Wawa evolves into a supersized space in Center City

Sheri DiCicco was picking up dinner from the express case at the expanded Wawa at 17th and Arch on Thursday. "Believe me, I wish we could find more sites to do what we did at Arch Street," Wawa's chief says. ELIZABETH ROBERTSON / Staff
Sheri DiCicco was picking up dinner from the express case at the expanded Wawa at 17th and Arch on Thursday. "Believe me, I wish we could find more sites to do what we did at Arch Street," Wawa's chief says. ELIZABETH ROBERTSON / Staff
Posted: June 30, 2012

For years, it seemed, Wawa couldn't get out of Center City fast enough. With growing ambitions, the stalwart convenience-store chain ditched site after site over the last decade as it fixated on bodacious locations on more land than could be found in a dense downtown.

As the popular purveyor of hoagies, cigarettes, and coffee vacated old haunts across walkable Philadelphia to reinvent itself as a glorified sandwich spot, its departures were greeted with dismay, even anger, among residents who felt abandoned by a beloved hometown chain.

Then came the Comcast Center. And a domino of redevelopment surrounding the towering skyscraper of telecom hegemony. And a few other lucky breaks that, for Wawa, have amounted to its first major reinvestment in Center City in years.

Today, in a head-turning move, Wawa officially introduces to the public a vastly expanded and redesigned store at 17th and Arch Streets. The nearly 5,000-square-foot shop is tricked out with high-tech touches and laid out in a way that emphasizes Wawa's increasing focus on hoagies, sandwiches, espresso, and other prepared foods. The store design will serve as a model for Wawa's expansion into Florida.

The Arch Street store, one of Wawa's six remaining Center City sites, is nearly double the size of what it had been for 35 years, and is situated facing an entrance to Comcast Center.

"Believe me, I wish we could find more sites to do what we did at Arch Street," Wawa chief executive Howard Stoeckel said Thursday of the expansion, in which the store was asked by the landlord to stay — and the owner bought out a neighboring tenant to allow for Wawa's desired doubling of its footprint. "I wish we could expand more of our stores in Philadelphia."

"The landlord was doing wonderful things with that building," Stoeckel said.

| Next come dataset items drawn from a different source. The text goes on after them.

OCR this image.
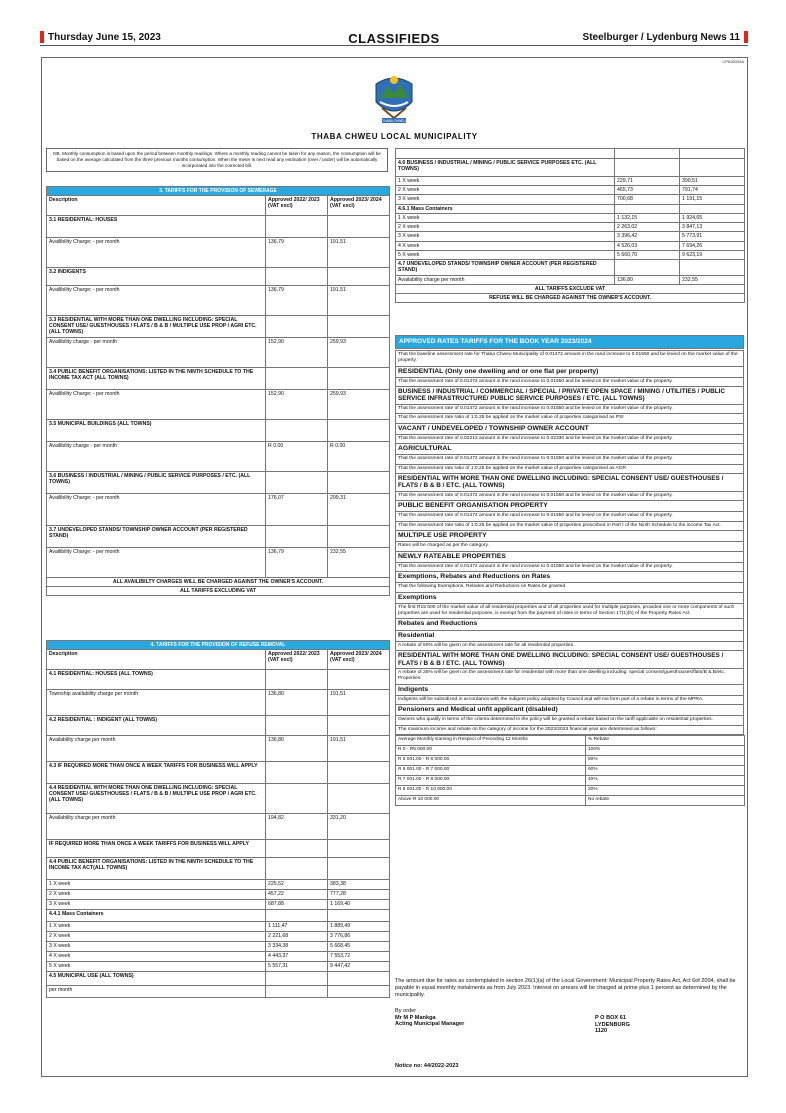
Thursday June 15, 2023	CLASSIFIEDS	Steelburger / Lydenburg News 11
CP626094A
THABA CHWEU
THABA CHWEU LOCAL MUNICIPALITY
NB. Monthly consumption is based upon the period between monthly readings. Where a monthly reading cannot be taken for any reason, the consumption will be based on the average calculated from the three previous months consumption. When the meter is next read any estimation (over / under) will be automatically incorporated into the corrected bill.
3. TARIFFS FOR THE PROVISION OF SEWERAGE		
Description	Approved 2022/ 2023 (VAT excl)	Approved 2023/ 2024 (VAT excl)
3.1 RESIDENTIAL: HOUSES		
Availibility Charge: - per month	136,79	191,51
3.2 INDIGENTS		
Availibility Charge: - per month	136,79	191,51
3.3 RESIDENTIAL WITH MORE THAN ONE DWELLING INCLUDING: SPECIAL CONSENT USE/ GUESTHOUSES / FLATS / B & B / MULTIPLE USE PROP / AGRI ETC. (ALL TOWNS)		
Availibility charge - per month	152,90	259,93
3.4 PUBLIC BENEFIT ORGANISATIONS: LISTED IN THE NINTH SCHEDULE TO THE INCOME TAX ACT (ALL TOWNS)		
Availibility Charge: - per month	152,90	259,93
3.5 MUNICIPAL BUILDINGS (ALL TOWNS)		
Availibility charge - per month	R 0.00	R 0.00
3.6 BUSINESS / INDUSTRIAL / MINING / PUBLIC SERVICE PURPOSES / ETC. (ALL TOWNS)		
Availibility Charge: - per month	176,07	299,31
3.7 UNDEVELOPED STANDS/ TOWNSHIP OWNER ACCOUNT (PER REGISTERED STAND)		
Availibility Charge: - per month	136,79	232,55
ALL AVAILIBILTY CHARGES WILL BE CHARGED AGAINST THE OWNER'S ACCOUNT.		
ALL TARIFFS EXCLUDING VAT		
4. TARIFFS FOR THE PROVISION OF REFUSE REMOVAL		
Description	Approved 2022/ 2023 (VAT excl)	Approved 2023/ 2024 (VAT excl)
4.1 RESIDENTIAL: HOUSES (ALL TOWNS)		
Township availability charge per month	136,80	191,51
4.2 RESIDENTIAL : INDIGENT (ALL TOWNS)		
Availability charge per month	136,80	191,51
4.3 IF REQUIRED MORE THAN ONCE A WEEK TARIFFS FOR BUSINESS WILL APPLY		
4.4 RESIDENTIAL WITH MORE THAN ONE DWELLING INCLUDING: SPECIAL CONSENT USE/ GUESTHOUSES / FLATS / B & B / MULTIPLE USE PROP / AGRI ETC. (ALL TOWNS)		
Availability charge per month	194,82	331,20
IF REQUIRED MORE THAN ONCE A WEEK TARIFFS FOR BUSINESS WILL APPLY		
4.4 PUBLIC BENEFIT ORGANISATIONS: LISTED IN THE NINTH SCHEDULE TO THE INCOME TAX ACT(ALL TOWNS)		
1 X week	225,52	383,38
2 X week	457,22	777,28
3 X week	687,88	1 169,40
4.4.1 Mass Containers		
1 X week	1 111,47	1 889,49
2 X week	2 221,68	3 776,86
3 X week	3 334,38	5 668,45
4 X week	4 443,37	7 553,72
5 X week	5 557,31	9 447,42
4.5 MUNICIPAL USE (ALL TOWNS)		
per month		

4.6 BUSINESS / INDUSTRIAL / MINING / PUBLIC SERVICE PURPOSES ETC. (ALL TOWNS)		
1 X week	229,71	390,51
2 X week	465,73	791,74
3 X week	700,68	1 191,15
4.6.1 Mass Containers		
1 X week	1 132,15	1 924,65
2 X week	2 263,02	3 847,13
3 X week	3 396,42	5 773,91
4 X week	4 526,03	7 694,26
5 X week	5 660,70	9 623,19
4.7 UNDEVELOPED STANDS/ TOWNSHIP OWNER ACCOUNT (PER REGISTERED STAND)		
Availability charge per month	136,80	232,55
ALL TARIFFS EXCLUDE VAT		
REFUSE WILL BE CHARGED AGAINST THE OWNER'S ACCOUNT.		
APPROVED RATES TARIFFS FOR THE BOOK YEAR 2023/2024
That the baseline assessment rate for Thaba Chweu Municipality of 0.01472 amount in the rand increase to 0.01550 and be levied on the market value of the property.
RESIDENTIAL (Only one dwelling and or one flat per property)
That the assessment rate of 0.01472 amount in the rand increase to 0.01550 and be levied on the market value of the property.
BUSINESS / INDUSTRIAL / COMMERCIAL / SPECIAL / PRIVATE OPEN SPACE / MINING / UTILITIES / PUBLIC SERVICE INFRASTRUCTURE/ PUBLIC SERVICE PURPOSES / ETC. (ALL TOWNS)
That the assessment rate of 0.01472 amount in the rand increase to 0.01550 and be levied on the market value of the property.
That the assessment rate ratio of 1:0.25 be applied on the market value of properties categorised as PSI
VACANT / UNDEVELOPED / TOWNSHIP OWNER ACCOUNT
That the assessment rate of 0.02213 amount in the rand increase to 0.02330 and be levied on the market value of the property.
AGRICULTURAL
That the assessment rate of 0.01472 amount in the rand increase to 0.01550 and be levied on the market value of the property.
That the assessment rate ratio of 1:0.25 be applied on the market value of properties categorised as AGR
RESIDENTIAL WITH MORE THAN ONE DWELLING INCLUDING: SPECIAL CONSENT USE/ GUESTHOUSES / FLATS / B & B / ETC. (ALL TOWNS)
That the assessment rate of 0.01472 amount in the rand increase to 0.01550 and be levied on the market value of the property.
PUBLIC BENEFIT ORGANISATION PROPERTY
That the assessment rate of 0.01472 amount in the rand increase to 0.01550 and be levied on the market value of the property.
That the assessment rate ratio of 1:0.25 be applied on the market value of properties prescribed in Part I of the Ninth Schedule to the income Tax Act.
MULTIPLE USE PROPERTY
Rates will be charged as per the category.
NEWLY RATEABLE PROPERTIES
That the assessment rate of 0.01472 amount in the rand increase to 0.01550 and be levied on the market value of the property.
Exemptions, Rebates and Reductions on Rates
That the following Exemptions, Rebates and Reductions on Rates be granted
Exemptions
The first R15 000 of the market value of all residential properties and of all properties used for multiple purposes, provided one or more components of such properties are used for residential purposes, is exempt from the payment of rates in terms of Section 17(1)(h) of the Property Rates Act.
Rebates and Reductions
Residential
A rebate of 50% will be given on the assessment rate for all residential properties.
RESIDENTIAL WITH MORE THAN ONE DWELLING INCLUDING: SPECIAL CONSENT USE/ GUESTHOUSES / FLATS / B & B / ETC. (ALL TOWNS)
A rebate of 25% will be given on the assessment rate for residential with more than one dwelling including: special consent/guesthouses/flats/B & B/etc. Properties.
Indigents
Indigents will be subsidized in accordance with the indigent policy adopted by Council and will not form part of a rebate in terms of the MPRA.
Pensioners and Medical unfit applicant (disabled)
Owners who qualify in terms of the criteria determined in the policy will be granted a rebate based on the tariff applicable on residential properties.
The maximum income and rebate on the category of income for the 2023/2023 financial year are determined as follows:
Average Monthly Earning in Respect of Preceding 12 Months	% Rebate
R 0 - R5 000.00	100%
R 5 001.00 - R 6 000.00	80%
R 6 001.00 - R 7 000.00	60%
R 7 001.00 - R 8 000.00	40%
R 8 001.00 - R 10 000.00	20%
Above R 10 000.00	No rebate
The amount due for rates as contemplated in section 26(1)(a) of the Local Government: Municipal Property Rates Act, Act 6of 2004, shall be payable in equal monthly instalments as from July 2023. Interest on arrears will be charged at prime plus 1 percent as determined by the municipality.
By order
Mr M P Mankga
Acting Municipal Manager
P O BOX 61
LYDENBURG
1120
Notice no: 44/2022-2023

Friday morning's christening of the new Wawa comes as the first tenants move into apartments high above the store, said landlord Leo Addimando, founder and managing partner of 806 Capital, which jointly developed the Robert Morris Building with the Maryland private-equity firm Federal Capital Partners. The 14-story office building has been renamed the Arch since being converted to 111 apartments.

The store was shut down for about three months as crews spent a half-million dollars to merge the old Wawa with a vacated deli next door, creating a space consistent with the company's modern-day brand identity.

Wawa was courted and granted its wish for more space (and a 10-year lease) after developers canceled plans for an upscale hotel and decided instead to turn the building into apartments, Addimando said.

"In Philadelphia, Wawa's considered an amenity," he said. "People like to live near a Wawa."

The trend of shutting down smaller Wawas across Center City continued through the 2000s, including as recently as 2½ years ago, with the shuttering of a store at 20th and Chestnut Streets, said longtime Center City retail-leasing professional Larry Steinberg, who worked on that lease transfer.

It had become a given across downtown, Steinberg said, that brokers didn't reach out to Wawa because Wawa wanted out of Center City. "It really is a shock to hear that they're reinvesting," he said Thursday.

Steinberg, the head of Fameco Real Estate L.P.'s new Center City office, had been unaware even that Wawa expanded one of its oldest sites.

"I think it's fabulous," he said. "I have not seen any new [Wawa] leases in the last, I don't know, eight years? So this would be a major turning point."

Designed to draw nearby residents as well as office workers from Comcast Center, the new Wawa has digital TV screens for advertising, in-store bread-baking, a vastly expanded prepared-foods wing, and other space devoted to catering to the grab-and-go lunch crowd the company increasingly seeks to make its core customer.

Stoeckel said that Wawa remained committed to Center City and that efforts to reposition itself in recent years reflected a desire to evolve and avoid the fate of one of Stoeckel's former employers: the defunct John Wanamaker department store.

"You've got to reinvent the business and make intelligent real estate decisions if you're going to be an enduring, sustainable organization," he said.

"When you walk in this store, you feel like you're in a restaurant, that you're in a fast, casual establishment to go," Stoeckel said. "It puts us in the league of Corner Bakery, Cosi, Au Bon Pain."